Potential Third String Start: That said, the Kings team right now could be as good of a situation as a third-stringer could hope for. The Kings have been extremely good at possession this season. Their defense has been excellent and the forwards at least do their best to drive the play into the other team's end. I don't think it's a team that leaves their netminder out to dry all that much. I bring this up since it's a real possibility that the Devils may see Martin Jones instead of Scrivens getting back-to-back starts. Jones has been superb with Manchester of the AHL. Only seven goalies have had better save percentages than him right now and a number of those haven't played as much. I think it's fair to say he's been one the best in the minors early on this season. No, the Devils don't always make these guys great. But Jones doesn't appear to be a scrub either. Besides, if the Kings play up to their averages this season, then the Devils are going to be limited in how much they get on him.

The Kings to Know: This all said, there are number of important players the Devils will need to key on tonight. The first comes on their defense and it's Drew Doughty. He's only averaging 25:48 per game, plays in all situations, takes on tough and soft minutes, takes lots of shots (55, third on the team), and comes out ahead with a Corsi percentage of 58.4% at evens. The only blueliner to surpass him in that last stat is Jake Muzzin, who's been protected and has received minutes with Doughty. When the Devils don't see #8 on the ice, then that's the time to attack. Not that Willie Mitchell, Alec Martinez, Slava Voynov (who had a strong game against the Isles), and Robyn Regher are bad - they're really not - but they're not Doughty. When the stud's on the bench, then the Devils need to make the most of that ice time.

While the Kings have struggled to score as a team, their top six has been fierce. Their top line of Brown, Kopitar, and Williams is frightful on paper and possibly on the ice to a defending player. Brown has the least amount of points of the trio (three goals, four assists), but it's not for a lack of trying given his 49 shots on net. He also draws plenty of penalties, something the Devils need to be cautious about when he goes down low to fight for pucks. Williams leads the team in goals with seven and he's got seven assists and 59 shots to go with that figure. He just continues to drive the play forward and forward; I don't know why he doesn't get more attention but he's very good. Kopitar is the star talent and leads the team in points with four goals and 14 assists. He's just behind Williams and Doughty in shots with 52. As with his linemates, he steamrolls the play forward - everyone's over 62% Corsi at evens, over 62% - and all three just shoot a lot on it. If Peter DeBoer has to try and slow down one unit, then this should be it. Whether that is even possible is unknown.

But don't sleep too hard on the second line. Even without Carter, Mike Richards has proven to be threatening on his own.

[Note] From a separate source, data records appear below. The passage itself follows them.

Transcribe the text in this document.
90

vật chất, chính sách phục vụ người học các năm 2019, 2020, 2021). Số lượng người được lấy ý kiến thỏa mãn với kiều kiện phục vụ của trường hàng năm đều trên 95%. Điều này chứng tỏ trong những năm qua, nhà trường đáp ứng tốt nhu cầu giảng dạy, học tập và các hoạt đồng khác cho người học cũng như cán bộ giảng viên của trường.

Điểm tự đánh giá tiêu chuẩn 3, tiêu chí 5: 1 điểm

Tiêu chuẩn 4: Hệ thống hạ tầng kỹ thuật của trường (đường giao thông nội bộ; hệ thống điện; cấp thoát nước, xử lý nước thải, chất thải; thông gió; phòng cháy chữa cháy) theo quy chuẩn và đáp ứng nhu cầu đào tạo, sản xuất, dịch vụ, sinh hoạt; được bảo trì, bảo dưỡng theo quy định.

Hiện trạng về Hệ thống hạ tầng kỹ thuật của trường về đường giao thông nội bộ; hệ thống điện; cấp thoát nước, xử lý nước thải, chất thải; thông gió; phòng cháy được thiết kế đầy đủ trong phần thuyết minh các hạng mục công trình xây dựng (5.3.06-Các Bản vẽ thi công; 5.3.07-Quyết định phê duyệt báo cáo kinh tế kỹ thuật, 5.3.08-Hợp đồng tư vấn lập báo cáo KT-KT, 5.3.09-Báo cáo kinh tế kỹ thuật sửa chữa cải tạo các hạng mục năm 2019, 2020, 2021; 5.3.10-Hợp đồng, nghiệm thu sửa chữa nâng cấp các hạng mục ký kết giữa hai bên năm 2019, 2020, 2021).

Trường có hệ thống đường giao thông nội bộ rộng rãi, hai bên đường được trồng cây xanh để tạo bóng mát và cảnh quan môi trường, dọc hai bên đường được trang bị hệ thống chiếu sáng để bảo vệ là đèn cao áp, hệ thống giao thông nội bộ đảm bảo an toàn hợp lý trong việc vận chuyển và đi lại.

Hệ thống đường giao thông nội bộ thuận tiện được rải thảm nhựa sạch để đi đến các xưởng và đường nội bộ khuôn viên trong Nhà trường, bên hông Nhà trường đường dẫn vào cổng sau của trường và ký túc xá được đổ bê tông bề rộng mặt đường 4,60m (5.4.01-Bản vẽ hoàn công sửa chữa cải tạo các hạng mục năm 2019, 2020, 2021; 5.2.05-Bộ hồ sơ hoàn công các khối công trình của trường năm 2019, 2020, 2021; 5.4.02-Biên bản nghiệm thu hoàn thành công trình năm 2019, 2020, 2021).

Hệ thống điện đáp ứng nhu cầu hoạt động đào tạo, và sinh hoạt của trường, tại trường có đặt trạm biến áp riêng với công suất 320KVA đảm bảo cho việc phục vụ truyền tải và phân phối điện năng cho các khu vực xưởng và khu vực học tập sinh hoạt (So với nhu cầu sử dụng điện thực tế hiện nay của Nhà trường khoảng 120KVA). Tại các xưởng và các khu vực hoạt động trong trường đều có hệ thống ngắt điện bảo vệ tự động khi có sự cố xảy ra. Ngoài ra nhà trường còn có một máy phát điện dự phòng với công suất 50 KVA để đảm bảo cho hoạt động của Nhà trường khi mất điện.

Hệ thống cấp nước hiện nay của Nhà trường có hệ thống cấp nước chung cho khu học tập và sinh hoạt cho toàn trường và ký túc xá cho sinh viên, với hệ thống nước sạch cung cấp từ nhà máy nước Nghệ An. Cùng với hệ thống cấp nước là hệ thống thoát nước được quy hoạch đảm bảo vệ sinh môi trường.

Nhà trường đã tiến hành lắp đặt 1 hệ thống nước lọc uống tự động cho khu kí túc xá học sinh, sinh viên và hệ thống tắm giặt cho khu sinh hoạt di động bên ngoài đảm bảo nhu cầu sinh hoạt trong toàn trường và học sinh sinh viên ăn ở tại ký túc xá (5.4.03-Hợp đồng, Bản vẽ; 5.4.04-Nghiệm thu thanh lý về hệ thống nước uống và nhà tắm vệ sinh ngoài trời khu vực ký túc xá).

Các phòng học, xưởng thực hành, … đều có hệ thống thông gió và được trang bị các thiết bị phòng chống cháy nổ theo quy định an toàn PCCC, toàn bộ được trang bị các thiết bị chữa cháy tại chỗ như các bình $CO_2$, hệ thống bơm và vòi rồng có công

He's got five goals and 12 assists, plays a lot, also manages a Corsi percentage over 60%, likes to play rough when the going gets tough, and helps out his linemates. Richards plus Carter is big threat. He hasn't slouched much with Dwight King and Tyler Toffoli. King usually is in the bottom six; but he's been moved up. He's got five goals and two assists this season; one goal and two assists the last two games with Richards. Toffoli has been more impressive. In five games, he's already got 15 shots on net, three goals, and four assists. Talk about making a case to stay on the team. Richards will be the centerpiece of that unit again, but beware the wingers because he could make them more threatening than normal.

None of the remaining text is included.